As for Standard, Naya Hexproof won the Open, which is pretty cool. G/W Hexproof still might be the better option though.
I’m a firm believer in the red splash for black devotion decks, as Rakdos’s Return is another way to gain reach plus it gives you a solid edge in the mirror match which other versions are lacking. The Mono-Blue Devotion matchup is tricky if they play two or more copies of Hall of Triumphs in their 75, but going back to Nightveil Specter makes that matchup a little more manageable.
I did a video on G/B Devotion this week, but G/R looks like the stronger candidate. Xenagos, the Reveler is a great way to fight Desecration Demon and U/W Control, which is basically all the deck needs considering Setessan Tactics covers a lot of the other bases.
This weekend I’m going to be playing a Modern PTQ with either Omen Scapeshift or Kiki Control. Initially it was going to be Kiki Control for sure, but I think I’ve found some nice technology for Scapeshift so I’m eager to try that out. I’ll hopefully have the deck together on Magic Online shortly and will be able to see for myself. Expect next week to cover either one of those archetypes in depth.

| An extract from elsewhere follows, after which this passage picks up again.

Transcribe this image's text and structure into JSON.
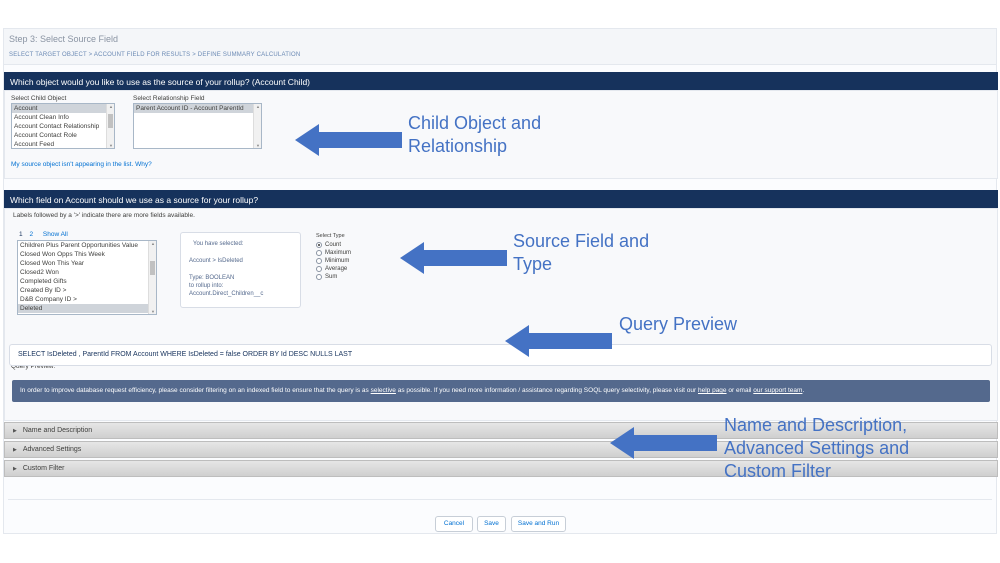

As for M15, we’re entering the tricky portion of my return to writing following my stint at Wizards of the Coast. I’ve played with these cards and the entirety of Huey, Dewey, and Louie, so don’t expect me to be doing any set reviews or answering any questions regarding specific cards and their context in Standard. It would be unfair for me to share what I know, but I look forward to watching you guys discover all the awesome things in these sets in the same way that I did!